Section 4JJ.  Any individual or group health maintenance contract shall provide coverage for annual vaccination against COVID-19; provided, that said coverage shall not be subject to any deductible, co-insurance, or co-payment.             

SECTION 8. Notwithstanding any general or special law to the contrary, the health policy commission, in consultation with the center for health information and analysis, the executive office of health and human services, and the division of insurance, shall produce interim and final reports on the accessibility and affordability of COVID-19 vaccines in the commonwealth and the effects of capping copayments and eliminating deductible and co-insurance requirements on health care access and system cost.

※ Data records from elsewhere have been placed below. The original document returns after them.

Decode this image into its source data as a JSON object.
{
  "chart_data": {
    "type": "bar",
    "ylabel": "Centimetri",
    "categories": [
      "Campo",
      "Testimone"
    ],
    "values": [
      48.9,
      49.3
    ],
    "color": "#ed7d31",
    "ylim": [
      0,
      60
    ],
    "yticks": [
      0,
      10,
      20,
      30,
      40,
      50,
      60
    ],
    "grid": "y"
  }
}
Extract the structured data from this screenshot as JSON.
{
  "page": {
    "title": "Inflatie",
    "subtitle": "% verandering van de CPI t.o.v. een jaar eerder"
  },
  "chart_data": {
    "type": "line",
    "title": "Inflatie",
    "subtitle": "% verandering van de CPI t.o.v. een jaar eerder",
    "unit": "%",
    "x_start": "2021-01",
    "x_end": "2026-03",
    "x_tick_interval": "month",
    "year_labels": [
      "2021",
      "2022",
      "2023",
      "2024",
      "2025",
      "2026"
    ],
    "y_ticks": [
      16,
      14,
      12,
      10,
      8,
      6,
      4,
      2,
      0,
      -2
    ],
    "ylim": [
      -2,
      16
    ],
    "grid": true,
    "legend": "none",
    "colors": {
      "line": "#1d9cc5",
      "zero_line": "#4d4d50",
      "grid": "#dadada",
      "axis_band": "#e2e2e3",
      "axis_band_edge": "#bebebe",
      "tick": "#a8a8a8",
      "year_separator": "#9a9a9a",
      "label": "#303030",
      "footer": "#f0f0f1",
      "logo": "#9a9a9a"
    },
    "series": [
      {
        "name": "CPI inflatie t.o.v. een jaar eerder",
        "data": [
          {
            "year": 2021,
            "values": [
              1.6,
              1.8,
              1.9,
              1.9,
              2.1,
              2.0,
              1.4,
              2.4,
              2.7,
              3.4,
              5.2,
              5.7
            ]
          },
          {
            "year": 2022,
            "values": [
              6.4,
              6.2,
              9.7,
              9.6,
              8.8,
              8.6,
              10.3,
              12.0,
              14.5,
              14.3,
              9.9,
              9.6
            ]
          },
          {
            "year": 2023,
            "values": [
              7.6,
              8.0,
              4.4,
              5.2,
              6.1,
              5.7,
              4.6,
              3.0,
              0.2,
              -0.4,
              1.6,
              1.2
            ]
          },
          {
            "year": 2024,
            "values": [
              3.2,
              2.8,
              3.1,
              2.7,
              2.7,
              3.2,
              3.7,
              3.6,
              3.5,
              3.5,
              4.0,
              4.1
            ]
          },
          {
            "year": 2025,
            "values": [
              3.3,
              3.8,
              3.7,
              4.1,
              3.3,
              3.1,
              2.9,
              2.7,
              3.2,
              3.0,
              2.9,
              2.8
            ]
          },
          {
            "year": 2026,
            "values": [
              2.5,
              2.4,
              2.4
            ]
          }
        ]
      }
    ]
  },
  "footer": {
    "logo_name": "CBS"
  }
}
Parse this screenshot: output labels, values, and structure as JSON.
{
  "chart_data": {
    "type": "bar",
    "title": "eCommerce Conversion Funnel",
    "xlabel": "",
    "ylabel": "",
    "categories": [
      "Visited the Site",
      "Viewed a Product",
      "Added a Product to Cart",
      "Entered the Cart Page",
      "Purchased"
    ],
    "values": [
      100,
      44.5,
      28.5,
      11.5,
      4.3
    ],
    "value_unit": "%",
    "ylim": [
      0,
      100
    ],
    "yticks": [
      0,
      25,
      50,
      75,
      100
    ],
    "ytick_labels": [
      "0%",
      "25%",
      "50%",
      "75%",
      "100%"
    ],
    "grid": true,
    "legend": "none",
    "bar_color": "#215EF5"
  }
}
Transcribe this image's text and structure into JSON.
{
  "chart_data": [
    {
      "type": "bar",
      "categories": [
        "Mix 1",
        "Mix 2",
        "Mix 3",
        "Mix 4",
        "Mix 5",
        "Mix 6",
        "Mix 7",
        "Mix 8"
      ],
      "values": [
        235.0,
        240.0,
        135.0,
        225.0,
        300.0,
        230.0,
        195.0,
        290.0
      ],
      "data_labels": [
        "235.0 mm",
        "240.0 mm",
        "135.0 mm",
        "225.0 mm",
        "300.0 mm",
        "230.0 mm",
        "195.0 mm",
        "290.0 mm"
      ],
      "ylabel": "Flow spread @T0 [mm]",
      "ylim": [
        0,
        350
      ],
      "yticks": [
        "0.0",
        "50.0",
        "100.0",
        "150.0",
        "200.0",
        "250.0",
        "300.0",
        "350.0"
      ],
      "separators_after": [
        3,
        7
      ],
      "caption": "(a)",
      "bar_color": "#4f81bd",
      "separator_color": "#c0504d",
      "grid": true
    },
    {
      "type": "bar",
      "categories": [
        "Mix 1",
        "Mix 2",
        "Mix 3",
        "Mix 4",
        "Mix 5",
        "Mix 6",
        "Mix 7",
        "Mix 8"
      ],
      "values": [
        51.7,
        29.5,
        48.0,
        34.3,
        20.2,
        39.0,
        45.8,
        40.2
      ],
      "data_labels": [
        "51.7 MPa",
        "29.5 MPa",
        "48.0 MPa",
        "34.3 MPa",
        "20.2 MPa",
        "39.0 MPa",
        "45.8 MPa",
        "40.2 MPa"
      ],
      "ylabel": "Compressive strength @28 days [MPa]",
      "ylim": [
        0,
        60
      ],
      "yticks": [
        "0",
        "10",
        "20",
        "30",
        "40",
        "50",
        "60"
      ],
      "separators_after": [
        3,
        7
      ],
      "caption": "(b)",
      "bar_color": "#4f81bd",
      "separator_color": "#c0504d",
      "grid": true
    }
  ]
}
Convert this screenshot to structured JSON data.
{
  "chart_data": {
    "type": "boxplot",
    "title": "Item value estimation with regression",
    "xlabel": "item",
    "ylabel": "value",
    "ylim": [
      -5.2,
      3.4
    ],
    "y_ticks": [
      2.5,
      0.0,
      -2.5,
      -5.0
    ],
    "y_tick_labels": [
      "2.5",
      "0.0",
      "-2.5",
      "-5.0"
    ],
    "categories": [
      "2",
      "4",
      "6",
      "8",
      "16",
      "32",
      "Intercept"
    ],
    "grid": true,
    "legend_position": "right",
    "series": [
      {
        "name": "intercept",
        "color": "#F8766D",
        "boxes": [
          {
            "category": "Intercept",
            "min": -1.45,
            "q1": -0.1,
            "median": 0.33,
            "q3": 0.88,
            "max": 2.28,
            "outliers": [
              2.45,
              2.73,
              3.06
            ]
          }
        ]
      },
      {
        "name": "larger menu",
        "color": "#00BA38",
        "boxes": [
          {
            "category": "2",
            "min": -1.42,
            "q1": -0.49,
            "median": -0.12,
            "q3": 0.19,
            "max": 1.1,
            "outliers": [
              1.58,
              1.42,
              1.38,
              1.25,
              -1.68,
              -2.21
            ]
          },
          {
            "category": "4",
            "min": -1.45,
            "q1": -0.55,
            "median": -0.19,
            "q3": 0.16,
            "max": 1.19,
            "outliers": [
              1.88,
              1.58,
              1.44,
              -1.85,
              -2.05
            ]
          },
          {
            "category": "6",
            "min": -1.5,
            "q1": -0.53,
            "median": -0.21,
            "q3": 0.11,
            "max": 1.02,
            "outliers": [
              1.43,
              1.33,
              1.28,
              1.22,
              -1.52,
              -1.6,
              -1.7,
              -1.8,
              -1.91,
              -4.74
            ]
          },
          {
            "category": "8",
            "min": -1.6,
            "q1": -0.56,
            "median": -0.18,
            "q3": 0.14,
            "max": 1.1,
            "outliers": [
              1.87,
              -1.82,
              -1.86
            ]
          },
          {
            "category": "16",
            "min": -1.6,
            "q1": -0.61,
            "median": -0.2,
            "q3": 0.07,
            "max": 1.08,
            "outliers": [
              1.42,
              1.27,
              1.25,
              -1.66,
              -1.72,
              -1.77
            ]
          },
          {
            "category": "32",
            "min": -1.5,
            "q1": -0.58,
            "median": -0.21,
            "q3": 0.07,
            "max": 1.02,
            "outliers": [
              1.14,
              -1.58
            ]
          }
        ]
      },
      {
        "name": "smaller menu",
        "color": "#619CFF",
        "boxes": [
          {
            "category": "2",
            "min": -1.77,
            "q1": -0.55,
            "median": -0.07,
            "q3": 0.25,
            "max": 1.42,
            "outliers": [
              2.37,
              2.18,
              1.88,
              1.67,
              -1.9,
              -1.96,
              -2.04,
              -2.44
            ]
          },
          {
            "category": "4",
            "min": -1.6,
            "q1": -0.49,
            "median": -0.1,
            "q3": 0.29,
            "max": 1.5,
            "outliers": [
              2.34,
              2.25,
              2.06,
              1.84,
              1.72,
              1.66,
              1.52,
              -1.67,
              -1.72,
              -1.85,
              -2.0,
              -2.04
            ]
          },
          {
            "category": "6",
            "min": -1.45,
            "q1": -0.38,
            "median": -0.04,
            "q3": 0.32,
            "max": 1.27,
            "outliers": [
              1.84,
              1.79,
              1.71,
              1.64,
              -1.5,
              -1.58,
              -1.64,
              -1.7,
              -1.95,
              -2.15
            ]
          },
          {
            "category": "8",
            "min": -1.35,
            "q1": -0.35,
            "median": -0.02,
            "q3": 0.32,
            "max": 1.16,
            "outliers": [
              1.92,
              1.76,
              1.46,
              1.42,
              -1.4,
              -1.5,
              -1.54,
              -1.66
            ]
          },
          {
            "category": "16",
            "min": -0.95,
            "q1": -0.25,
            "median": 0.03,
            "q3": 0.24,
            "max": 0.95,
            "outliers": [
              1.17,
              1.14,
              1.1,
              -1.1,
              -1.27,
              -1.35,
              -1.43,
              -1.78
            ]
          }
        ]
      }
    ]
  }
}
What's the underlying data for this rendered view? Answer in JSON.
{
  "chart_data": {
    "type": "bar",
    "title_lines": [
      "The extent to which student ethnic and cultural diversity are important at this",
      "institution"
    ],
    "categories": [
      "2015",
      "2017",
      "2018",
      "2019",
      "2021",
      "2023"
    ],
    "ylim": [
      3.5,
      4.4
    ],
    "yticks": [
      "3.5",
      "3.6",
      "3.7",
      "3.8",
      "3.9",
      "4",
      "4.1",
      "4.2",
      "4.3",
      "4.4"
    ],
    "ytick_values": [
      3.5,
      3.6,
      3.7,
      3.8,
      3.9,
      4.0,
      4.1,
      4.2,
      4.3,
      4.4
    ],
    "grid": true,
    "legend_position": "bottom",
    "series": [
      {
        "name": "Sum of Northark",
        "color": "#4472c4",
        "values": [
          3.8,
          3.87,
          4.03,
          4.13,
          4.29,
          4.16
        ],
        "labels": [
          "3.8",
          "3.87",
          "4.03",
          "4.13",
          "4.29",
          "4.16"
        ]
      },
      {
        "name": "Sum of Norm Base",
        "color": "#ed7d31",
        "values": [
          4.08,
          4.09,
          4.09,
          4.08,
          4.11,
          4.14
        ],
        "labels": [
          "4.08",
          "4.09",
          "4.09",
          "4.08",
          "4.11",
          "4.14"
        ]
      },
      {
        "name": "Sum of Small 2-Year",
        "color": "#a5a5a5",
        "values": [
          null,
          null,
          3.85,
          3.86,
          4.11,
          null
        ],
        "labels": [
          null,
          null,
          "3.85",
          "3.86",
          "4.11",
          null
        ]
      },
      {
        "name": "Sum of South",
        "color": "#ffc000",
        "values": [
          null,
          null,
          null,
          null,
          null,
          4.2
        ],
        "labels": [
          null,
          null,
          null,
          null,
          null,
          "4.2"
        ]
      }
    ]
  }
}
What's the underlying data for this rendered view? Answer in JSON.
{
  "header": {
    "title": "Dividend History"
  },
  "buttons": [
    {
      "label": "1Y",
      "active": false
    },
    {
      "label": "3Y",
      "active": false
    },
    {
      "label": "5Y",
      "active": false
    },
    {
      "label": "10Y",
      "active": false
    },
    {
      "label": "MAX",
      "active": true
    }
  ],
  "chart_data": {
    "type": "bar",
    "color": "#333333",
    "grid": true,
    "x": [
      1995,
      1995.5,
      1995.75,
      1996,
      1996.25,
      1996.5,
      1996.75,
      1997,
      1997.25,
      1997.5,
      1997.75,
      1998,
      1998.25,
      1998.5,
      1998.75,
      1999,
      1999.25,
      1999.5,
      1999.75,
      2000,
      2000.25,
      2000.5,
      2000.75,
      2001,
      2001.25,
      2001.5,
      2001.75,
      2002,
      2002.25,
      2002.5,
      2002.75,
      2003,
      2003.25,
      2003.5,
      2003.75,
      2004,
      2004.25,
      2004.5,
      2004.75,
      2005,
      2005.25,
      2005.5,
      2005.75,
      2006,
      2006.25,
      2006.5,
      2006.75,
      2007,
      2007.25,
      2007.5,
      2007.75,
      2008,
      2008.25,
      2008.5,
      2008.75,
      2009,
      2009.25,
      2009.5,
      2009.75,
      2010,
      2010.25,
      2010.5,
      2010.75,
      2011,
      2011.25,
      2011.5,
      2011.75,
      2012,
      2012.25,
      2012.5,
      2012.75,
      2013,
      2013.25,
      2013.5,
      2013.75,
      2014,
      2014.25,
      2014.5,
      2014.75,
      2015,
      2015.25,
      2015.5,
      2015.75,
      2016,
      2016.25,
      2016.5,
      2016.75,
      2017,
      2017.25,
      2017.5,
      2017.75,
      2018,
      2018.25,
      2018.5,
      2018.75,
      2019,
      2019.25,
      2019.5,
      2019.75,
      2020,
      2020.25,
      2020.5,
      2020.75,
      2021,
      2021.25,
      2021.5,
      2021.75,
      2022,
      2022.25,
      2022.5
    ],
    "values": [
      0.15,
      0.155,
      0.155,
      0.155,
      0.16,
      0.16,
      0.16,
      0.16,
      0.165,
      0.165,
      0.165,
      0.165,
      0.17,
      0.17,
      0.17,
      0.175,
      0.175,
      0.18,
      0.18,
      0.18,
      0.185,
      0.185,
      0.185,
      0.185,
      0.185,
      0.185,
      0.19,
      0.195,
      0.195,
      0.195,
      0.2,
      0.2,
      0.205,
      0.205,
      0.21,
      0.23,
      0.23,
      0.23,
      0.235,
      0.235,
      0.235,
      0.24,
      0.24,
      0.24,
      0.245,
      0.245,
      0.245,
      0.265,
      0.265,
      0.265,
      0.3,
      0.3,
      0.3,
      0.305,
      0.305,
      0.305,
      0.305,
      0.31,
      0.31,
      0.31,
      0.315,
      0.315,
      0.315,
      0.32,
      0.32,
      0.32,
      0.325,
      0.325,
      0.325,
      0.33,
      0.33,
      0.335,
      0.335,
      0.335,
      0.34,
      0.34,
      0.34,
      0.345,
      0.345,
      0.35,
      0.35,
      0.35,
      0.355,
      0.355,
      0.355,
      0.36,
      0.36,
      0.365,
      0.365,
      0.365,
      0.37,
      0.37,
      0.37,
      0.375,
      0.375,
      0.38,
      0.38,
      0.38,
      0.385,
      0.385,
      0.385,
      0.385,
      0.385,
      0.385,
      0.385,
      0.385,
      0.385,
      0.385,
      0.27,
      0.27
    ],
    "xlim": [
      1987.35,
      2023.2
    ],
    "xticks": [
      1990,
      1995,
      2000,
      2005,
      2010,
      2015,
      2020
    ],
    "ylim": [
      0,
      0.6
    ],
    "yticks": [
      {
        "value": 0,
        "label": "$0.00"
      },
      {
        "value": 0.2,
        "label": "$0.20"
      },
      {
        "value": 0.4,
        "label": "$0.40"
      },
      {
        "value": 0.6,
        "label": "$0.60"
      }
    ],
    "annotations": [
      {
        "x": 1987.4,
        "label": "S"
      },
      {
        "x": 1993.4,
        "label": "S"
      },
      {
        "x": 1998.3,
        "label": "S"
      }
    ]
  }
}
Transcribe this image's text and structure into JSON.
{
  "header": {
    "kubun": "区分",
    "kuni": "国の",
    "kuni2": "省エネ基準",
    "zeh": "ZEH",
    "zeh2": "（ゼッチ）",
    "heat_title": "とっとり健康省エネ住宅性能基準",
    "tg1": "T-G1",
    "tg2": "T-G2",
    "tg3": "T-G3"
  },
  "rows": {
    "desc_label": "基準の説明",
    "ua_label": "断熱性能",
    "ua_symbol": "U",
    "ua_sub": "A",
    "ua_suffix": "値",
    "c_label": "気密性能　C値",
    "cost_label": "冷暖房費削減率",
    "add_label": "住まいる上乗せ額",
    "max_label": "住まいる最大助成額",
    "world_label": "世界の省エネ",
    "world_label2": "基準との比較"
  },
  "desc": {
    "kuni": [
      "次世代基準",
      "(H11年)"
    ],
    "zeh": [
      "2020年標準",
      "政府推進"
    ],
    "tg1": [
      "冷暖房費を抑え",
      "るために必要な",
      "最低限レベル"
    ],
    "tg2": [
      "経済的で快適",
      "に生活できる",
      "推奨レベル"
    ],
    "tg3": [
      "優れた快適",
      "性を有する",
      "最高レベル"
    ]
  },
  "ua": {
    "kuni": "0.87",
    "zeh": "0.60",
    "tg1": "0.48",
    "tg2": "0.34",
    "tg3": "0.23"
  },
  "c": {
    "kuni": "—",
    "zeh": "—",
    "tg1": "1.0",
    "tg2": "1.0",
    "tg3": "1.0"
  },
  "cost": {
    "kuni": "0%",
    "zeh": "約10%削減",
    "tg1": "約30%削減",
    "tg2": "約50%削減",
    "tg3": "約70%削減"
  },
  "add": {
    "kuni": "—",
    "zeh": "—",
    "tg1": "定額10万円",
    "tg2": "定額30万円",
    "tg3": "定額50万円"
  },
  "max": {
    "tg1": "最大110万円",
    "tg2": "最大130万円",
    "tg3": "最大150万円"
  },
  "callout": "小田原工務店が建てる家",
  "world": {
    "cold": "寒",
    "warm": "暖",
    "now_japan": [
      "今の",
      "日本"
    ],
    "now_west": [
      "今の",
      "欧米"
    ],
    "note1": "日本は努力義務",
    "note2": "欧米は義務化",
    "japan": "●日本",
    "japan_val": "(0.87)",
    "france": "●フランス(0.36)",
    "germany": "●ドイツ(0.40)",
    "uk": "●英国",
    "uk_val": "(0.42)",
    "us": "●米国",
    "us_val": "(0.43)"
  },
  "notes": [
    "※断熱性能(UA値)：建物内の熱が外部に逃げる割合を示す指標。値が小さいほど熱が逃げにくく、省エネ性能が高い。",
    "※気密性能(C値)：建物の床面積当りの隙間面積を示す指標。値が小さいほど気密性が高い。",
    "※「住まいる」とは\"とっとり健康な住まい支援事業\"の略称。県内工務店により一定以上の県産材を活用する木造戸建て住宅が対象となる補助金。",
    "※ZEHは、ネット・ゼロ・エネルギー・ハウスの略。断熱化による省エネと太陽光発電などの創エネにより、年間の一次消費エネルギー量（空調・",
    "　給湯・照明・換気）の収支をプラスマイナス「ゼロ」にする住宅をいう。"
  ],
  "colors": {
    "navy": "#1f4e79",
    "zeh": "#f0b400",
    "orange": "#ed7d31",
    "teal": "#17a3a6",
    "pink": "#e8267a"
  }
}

The interim and final report shall include, but not be limited to: (i) rates of COVID-19 vaccine utilization; (ii) an analysis of the use of COVID-19 vaccination, broken down by patient demographics, geographic region and insurance coverage; (iii) annual plan costs and member premiums; (iv) the average list price of COVID-19 vaccines, broken down by manufacturer; (v) the average increase in annual plan costs and member premiums due to vaccine list price increases; (vi) the impact upon the health care cost growth benchmark; (vii) an analysis of the impact of eliminating co-payments, deductibles, and co-insurance requirements for COVID-19 vaccination on patient access to and cost of care by patient demographics and geographic region; (viii) out-of-pocket costs incurred by uninsured individuals; (ix) additional barriers to accessing COVID-19 vaccination for uninsured individuals and policy recommendations for resolving such barriers; (x) federal and state subsidies provided to develop COVID-19 vaccines, broken down by manufacturer; (xi) current cost to produce each vaccine dose as of January 1, 2023; and (xii) total profits realized from the COVID-19 vaccine between July 1, 2020 and January 1, 2023, broken down by manufacturer. The interim report, including any recommendations for expanding access to COVID-19 vaccination for uninsured individuals, shall be filed with the clerks of the house of representatives and senate, the joint committee on public health, the joint committee on health care financing, and the house and senate committees on ways and means not later than 9 months after the effective date of this act. The final report, including any recommendations for expanding access to COVID-19 vaccination for uninsured individuals, shall be filed with the clerks of the house of representatives and senate, the joint committee on public health, the joint committee on health care financing, and the house and senate committees on ways and means not later than 18 months after the effective date of this act.